In these days, I am trying to deploy my Spring Boot OAuth2 project. It has 3 different modules.(Authentication Server, Resource Server and Front-end)
Authentication and Resource servers have own *.yml file for configurations such as mongodb name-port, server profile-ip etc.
What I am trying to do exactly? I want to deploy spring boot application on docker but i dont want to put my database(mongodb) on docker as a container.
I am not sure this structure is possible or not ?
Because When i run my mongodb on my local(localhost:27017) after that try to deploy spring boot application on local docker as a container, i am getting Timeout exception for MongoDB. The application couldnt connect to external mongoDB(non docker container).
What should I do?

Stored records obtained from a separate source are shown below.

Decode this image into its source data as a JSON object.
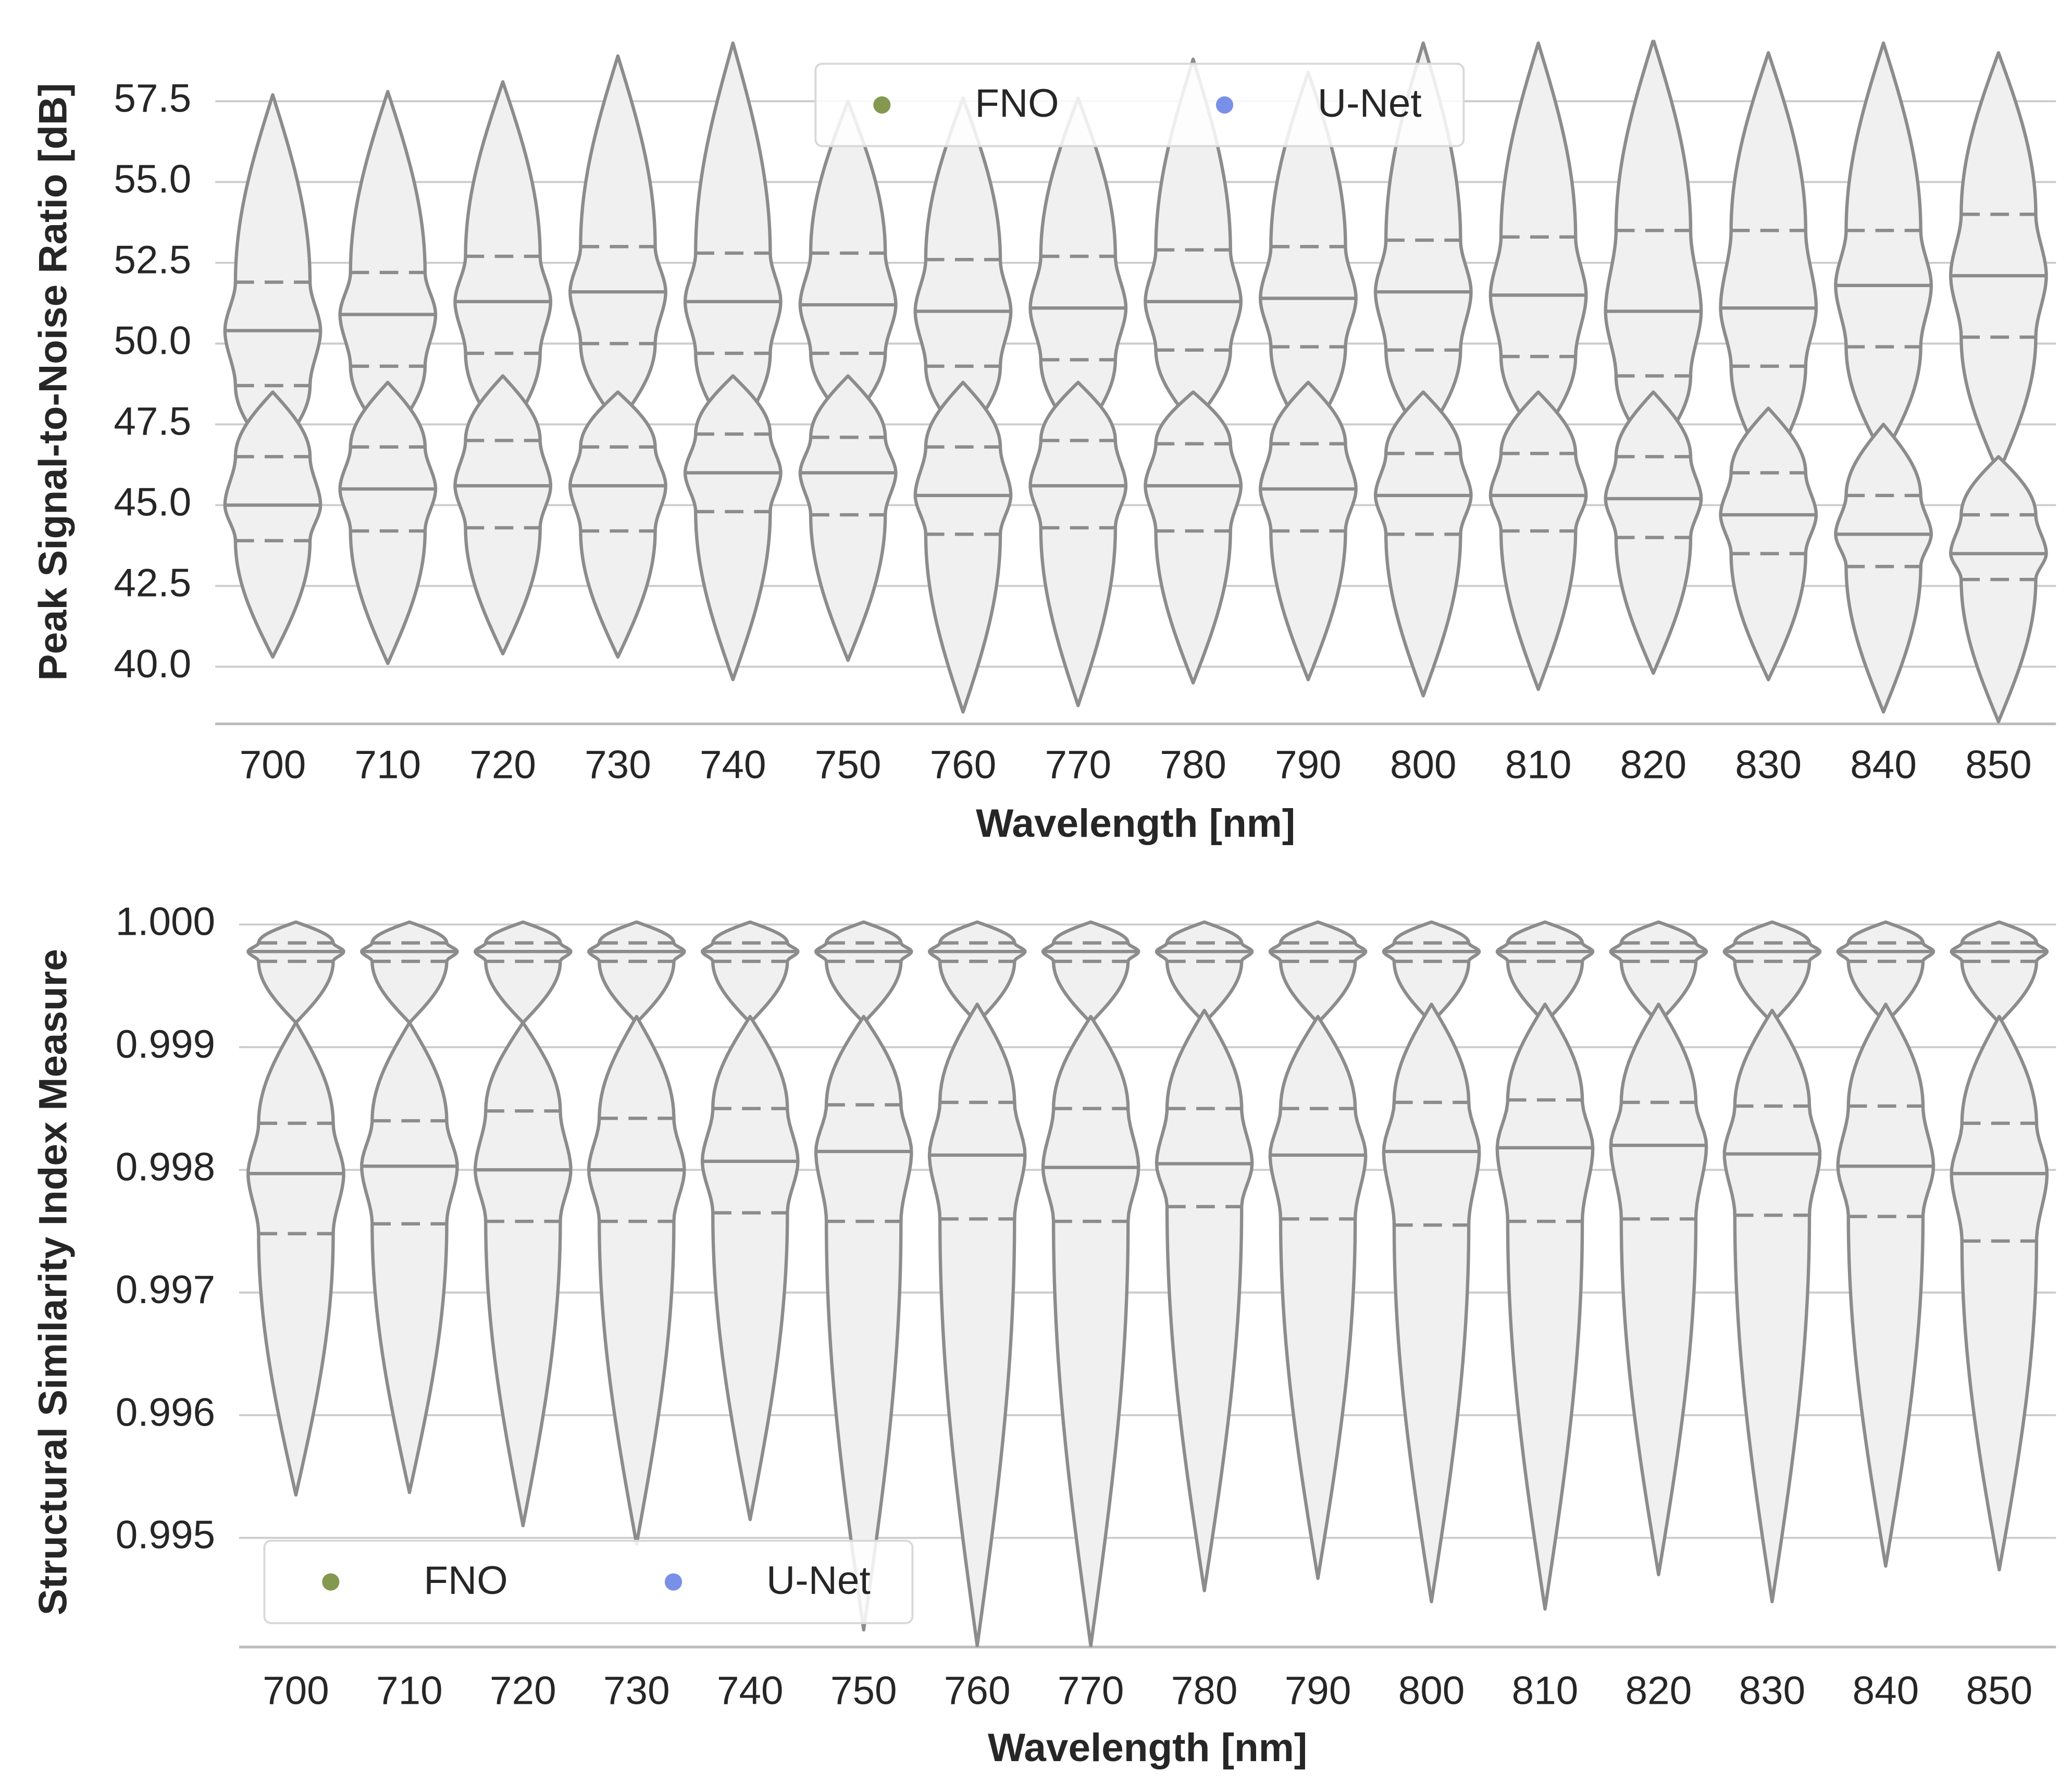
{
  "chart_data": [
    {
      "type": "violin",
      "xlabel": "Wavelength [nm]",
      "ylabel": "Peak Signal-to-Noise Ratio [dB]",
      "categories": [
        "700",
        "710",
        "720",
        "730",
        "740",
        "750",
        "760",
        "770",
        "780",
        "790",
        "800",
        "810",
        "820",
        "830",
        "840",
        "850"
      ],
      "ylim": [
        38.23,
        59.4
      ],
      "yticks": [
        {
          "value": 40,
          "label": "40.0"
        },
        42.5,
        {
          "value": 45,
          "label": "45.0"
        },
        47.5,
        {
          "value": 50,
          "label": "50.0"
        },
        52.5,
        {
          "value": 55,
          "label": "55.0"
        },
        57.5
      ],
      "grid": true,
      "legend": "upper center",
      "series": [
        {
          "name": "FNO",
          "color": "#84994f",
          "min": [
            46.5,
            47.0,
            47.0,
            47.5,
            47.0,
            47.5,
            47.0,
            47.0,
            47.5,
            47.0,
            47.0,
            47.0,
            46.5,
            46.0,
            46.5,
            46.0
          ],
          "q1": [
            48.7,
            49.3,
            49.7,
            50.0,
            49.7,
            49.7,
            49.3,
            49.5,
            49.8,
            49.9,
            49.8,
            49.6,
            49.0,
            49.3,
            49.9,
            50.2
          ],
          "median": [
            50.4,
            50.9,
            51.3,
            51.6,
            51.3,
            51.2,
            51.0,
            51.1,
            51.3,
            51.4,
            51.6,
            51.5,
            51.0,
            51.1,
            51.8,
            52.1
          ],
          "q3": [
            51.9,
            52.2,
            52.7,
            53.0,
            52.8,
            52.8,
            52.6,
            52.7,
            52.9,
            53.0,
            53.2,
            53.3,
            53.5,
            53.5,
            53.5,
            54.0
          ],
          "max": [
            57.7,
            57.8,
            58.1,
            58.9,
            59.3,
            57.5,
            57.6,
            57.6,
            58.8,
            58.4,
            59.3,
            59.3,
            59.4,
            59.0,
            59.3,
            59.0
          ]
        },
        {
          "name": "U-Net",
          "color": "#7990e8",
          "min": [
            40.3,
            40.1,
            40.4,
            40.3,
            39.6,
            40.2,
            38.6,
            38.8,
            39.5,
            39.6,
            39.1,
            39.3,
            39.8,
            39.6,
            38.6,
            38.3
          ],
          "q1": [
            43.9,
            44.2,
            44.3,
            44.2,
            44.8,
            44.7,
            44.1,
            44.3,
            44.2,
            44.2,
            44.1,
            44.2,
            44.0,
            43.5,
            43.1,
            42.7
          ],
          "median": [
            45.0,
            45.5,
            45.6,
            45.6,
            46.0,
            46.0,
            45.3,
            45.6,
            45.6,
            45.5,
            45.3,
            45.3,
            45.2,
            44.7,
            44.1,
            43.5
          ],
          "q3": [
            46.5,
            46.8,
            47.0,
            46.8,
            47.2,
            47.1,
            46.8,
            47.0,
            46.9,
            46.9,
            46.6,
            46.6,
            46.5,
            46.0,
            45.3,
            44.7
          ],
          "max": [
            48.5,
            48.8,
            49.0,
            48.5,
            49.0,
            49.0,
            48.8,
            48.8,
            48.5,
            48.8,
            48.5,
            48.5,
            48.5,
            48.0,
            47.5,
            46.5
          ]
        }
      ]
    },
    {
      "type": "violin",
      "xlabel": "Wavelength [nm]",
      "ylabel": "Structural Similarity Index Measure",
      "categories": [
        "700",
        "710",
        "720",
        "730",
        "740",
        "750",
        "760",
        "770",
        "780",
        "790",
        "800",
        "810",
        "820",
        "830",
        "840",
        "850"
      ],
      "ylim": [
        0.99411,
        1.00006
      ],
      "yticks": [
        0.995,
        0.996,
        0.997,
        0.998,
        0.999,
        {
          "value": 1,
          "label": "1.000"
        }
      ],
      "grid": true,
      "legend": "lower left",
      "series": [
        {
          "name": "FNO",
          "color": "#84994f",
          "min": [
            0.9992,
            0.9992,
            0.9992,
            0.9992,
            0.9992,
            0.9992,
            0.9992,
            0.9992,
            0.9992,
            0.9992,
            0.9992,
            0.9992,
            0.9992,
            0.9992,
            0.9992,
            0.9992
          ],
          "q1": [
            0.9997,
            0.9997,
            0.9997,
            0.9997,
            0.9997,
            0.9997,
            0.9997,
            0.9997,
            0.9997,
            0.9997,
            0.9997,
            0.9997,
            0.9997,
            0.9997,
            0.9997,
            0.9997
          ],
          "median": [
            0.99978,
            0.99978,
            0.99978,
            0.99978,
            0.99978,
            0.99978,
            0.99978,
            0.99978,
            0.99978,
            0.99978,
            0.99978,
            0.99978,
            0.99978,
            0.99978,
            0.99978,
            0.99978
          ],
          "q3": [
            0.99985,
            0.99985,
            0.99985,
            0.99985,
            0.99985,
            0.99985,
            0.99985,
            0.99985,
            0.99985,
            0.99985,
            0.99985,
            0.99985,
            0.99985,
            0.99985,
            0.99985,
            0.99985
          ],
          "max": [
            1.00002,
            1.00002,
            1.00002,
            1.00002,
            1.00002,
            1.00002,
            1.00002,
            1.00002,
            1.00002,
            1.00002,
            1.00002,
            1.00002,
            1.00002,
            1.00002,
            1.00002,
            1.00002
          ]
        },
        {
          "name": "U-Net",
          "color": "#7990e8",
          "min": [
            0.99535,
            0.99537,
            0.9951,
            0.99495,
            0.99515,
            0.99425,
            0.99412,
            0.99412,
            0.99457,
            0.99467,
            0.99448,
            0.99442,
            0.9947,
            0.99448,
            0.99477,
            0.99474
          ],
          "q1": [
            0.99748,
            0.99756,
            0.99758,
            0.99758,
            0.99765,
            0.99758,
            0.9976,
            0.99758,
            0.9977,
            0.9976,
            0.99755,
            0.99758,
            0.9976,
            0.99763,
            0.99762,
            0.99742
          ],
          "median": [
            0.99797,
            0.99803,
            0.998,
            0.998,
            0.99807,
            0.99815,
            0.99812,
            0.99802,
            0.99805,
            0.99812,
            0.99815,
            0.99818,
            0.9982,
            0.99813,
            0.99803,
            0.99797
          ],
          "q3": [
            0.99838,
            0.9984,
            0.99848,
            0.99842,
            0.9985,
            0.99853,
            0.99855,
            0.9985,
            0.9985,
            0.9985,
            0.99855,
            0.99857,
            0.99855,
            0.99852,
            0.99852,
            0.99838
          ],
          "max": [
            0.9992,
            0.9992,
            0.9992,
            0.99925,
            0.99925,
            0.99925,
            0.99935,
            0.99925,
            0.9993,
            0.99925,
            0.99935,
            0.99935,
            0.99935,
            0.9993,
            0.99935,
            0.99925
          ]
        }
      ]
    }
  ]
}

Should I run mongodb on docker? I tried it also, Mongo runs successfully but still spring container couldnt run and connect to mongo.
I tried to run another spring boot app without mongodb, it is working successfully and i made request from browser by ip&port, i got response from application as i expected.
*** MONGO URL ****
mongodb://127.0.0.1:27017/db-localhost
**** Authentication server .yml file ****
server:
port: 9080
contextPath: /auth-service
tomcat:
access_log_enabled: true
basedir: target/tomcat
security:
basic:
enabled: false
spring:
profiles:
active: development
thymeleaf:
cache: false
mongo:
db:
server: 127.0.0.1
port: 27017
logging:
level:
org.springframework.security: DEBUG
---
spring:
profiles: development
data:
mongodb:
database: db-localhost
---
spring:
profiles: production
data:
mongodb:
database: db-prod
---
***** DOCKER FILE *******
FROM java:8
VOLUME /tmp
ADD auth-server-1.0-SNAPSHOT.jar app.jar
EXPOSE 9080
RUN bash -c 'touch /app.jar'
ENTRYPOINT ["java","-Djava.security.egd=file:/dev/./urandom","-jar","/app.jar"]
**** DOCKER COMMAND *******
docker run -it -P --name authserver authserver
The issue with your configuration is referencing the mongodb from inside of the authservice on 127.0.0.1 which is the loopback adapter inside of the authservice container. So you tell your spring application that mongodb is running in the same container as the authservice spring application, which is not the case.
Either you are running your database as an own container (which requires to handle the data volumes correctly) and referencing it using the container name as hostname (via link) or you need to reference the externally running mongodb instance with the correct address. This would be the ip address of the machine running the docker daemon (I assume for your local environment something like 192.168.0.xxx).
Question: What should I do?
At least for developing purposes I would recommend to also use docker for your mongodb instance. I had a similar setup with RabbitMQ in addition and it solved a lot of problems when I used docker for those as well. Using docker-compose to set everything up makes it even easier. Later you can still specify which mongodb instance you want to use through your spring properties.
Problem: I tried it also, Mongo runs successfully but still spring container couldnt run and connect to mongo
The problem is probably because you have not set up any networks or hostnames for you services. Your spring application can not resolve the hostname of your mongo server, since you specified 127.0.0.1 for your mongodb server in your properties.
I would recommend using docker for your mongodb and use a docker-compose.yml file like this to set everything up:
version: '3.7'
services:
resource-server:
image: demo/resource-server:latest
container_name: resource-server
depends_on:
- mongodb-example
networks:
- your-network
ports:
- 8080:8080
auth-server:
image: demo/auth-server:latest
container_name: auth-server
depends_on:
- mongodb-example
networks:
- your-network
ports:
- 8081:8080
mongodb-example:
image: mongo:latest
container_name: mongo-example
hostname: mongo-example
networks:
- your-network
ports:
- 27017:27017
networks:
your-network:
name: network-name
Of course you then need to adapt your property file or specify environment variables through your docker-compose.yml file.